How and who will it benefit in society?
Discontiguous multiwords are common in Germanic, Celtic, Romance, Turkic, and Uralic languages. These groups make up the majority of Apertium’s language database. All Apertium users of these five language groups stand to benefit from this project.
Why should Google and Apertium sponsor it?
This issue is rather large, but the solution is within close reach and it provides generous rewards. Discontinuous multiwords are quite common in everyday speech (for those languages that they appear in), so fixing the problem will generously improve translation quality across the board. The discontiguous multiwords problem should be addressed the sooner the better; but this project has been sitting in the GSoC ideas tank on the wiki since 2010.
Work Plan
Community bonding period – (begin typology)
Part I: preparing data – create a typology of different types of discontinuous multiword expressions in Germanic, Celtic, Romance, Turkic, and Uralic languages. This helps with getting an idea of how to build a module in part II. I estimate that it would take 2-5 days to investigate multiword expressions in each language, depending on how familiar I am with the language. I chose the following languages for their significance in Apertium’s database and for my accessibility to them. I’m more familiar with the Romance languages than the others. Creating typologies for roughly 10-12 languages would take up at least a hefty month’s worth of time; I plan to start on Part I during the community-bonding period.
- Week 1 (5/22): Germanic- English, Swedish | Celtic- Welsh
- Week 2 (5/29): Romance- Portuguese, Spanish, French
- Week 3 (6/5): Romance- Italian, Romanian
- Week 4 (6/12): Turkic- | Uralic- Finnish
Deliverable #1: typologies of discontiguous multiword expressions for 10-12 languages currently supported by Apertium, with at least one from each of the five language categories.

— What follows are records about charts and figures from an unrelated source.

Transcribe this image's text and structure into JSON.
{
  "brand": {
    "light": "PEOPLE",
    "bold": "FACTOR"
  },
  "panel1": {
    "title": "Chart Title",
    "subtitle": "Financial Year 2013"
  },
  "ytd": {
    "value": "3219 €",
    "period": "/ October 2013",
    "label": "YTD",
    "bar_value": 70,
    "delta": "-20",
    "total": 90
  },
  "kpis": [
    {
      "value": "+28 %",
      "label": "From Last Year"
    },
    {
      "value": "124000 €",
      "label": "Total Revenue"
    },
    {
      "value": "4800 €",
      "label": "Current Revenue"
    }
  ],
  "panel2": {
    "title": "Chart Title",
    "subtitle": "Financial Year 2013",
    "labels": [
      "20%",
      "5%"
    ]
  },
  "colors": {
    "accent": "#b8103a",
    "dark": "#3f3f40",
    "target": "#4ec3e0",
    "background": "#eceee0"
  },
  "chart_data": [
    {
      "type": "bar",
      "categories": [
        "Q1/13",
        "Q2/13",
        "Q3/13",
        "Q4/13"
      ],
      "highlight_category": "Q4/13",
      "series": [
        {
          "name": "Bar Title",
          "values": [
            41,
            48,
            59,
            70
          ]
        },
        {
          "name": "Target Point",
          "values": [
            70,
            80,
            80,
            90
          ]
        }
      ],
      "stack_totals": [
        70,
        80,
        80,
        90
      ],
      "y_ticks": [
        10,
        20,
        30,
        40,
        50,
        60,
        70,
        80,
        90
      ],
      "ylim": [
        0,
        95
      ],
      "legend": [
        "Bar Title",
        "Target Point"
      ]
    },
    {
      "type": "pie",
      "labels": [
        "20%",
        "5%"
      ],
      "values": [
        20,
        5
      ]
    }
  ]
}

Part II: building the module – create a module/script for recognising and reordering discontiguous multiword expressions
- Week 5 (6/19):
- Week 6 (6/26):
- Week 7 (7/3):
- Week 8 (7/10):
Deliverable #2: functioning discontiguous multiword processor, not yet integrated into Apertium
Part III: - integrating the module into Apertium (insert between Apertium-pretransfer and lt-proc-b)
- Week 9 (7/17):
- Week 10 (7/24):
- Week 11 (7/31): include support for discontiguous multiwords in specific pairs
- Week 12 (8/7): include support for discontiguous multiwords in specific pairs
Project completed: typologies and fully-integrated module for processing discontiguous multiwords
- Week 13 (8/14): testing
- Week 14 (8/21): pencils down
List your skills and give evidence of your qualifications.
I’m a second-year Computer Science major and Linguistics minor at Swarthmore College (United States). English is my native language and Spanish is a language that I studied for four years in high school.
- Relevant coursework: Data Structures/Algorithms, Computer Systems, Algorithm Analysis, Artificial Intelligence/Machine Learning, Syntax
- Technical skills: Python, C++, C, Java
- Coding challenges: https://github.com/irene-tang/discontiguous-multiwords (information is in the README)
List any non-Summer of Code plans you have for the summer.
If my project is accepted, then my plan is to complete GSoC and take some light elective course somewhere, either online or at a community college.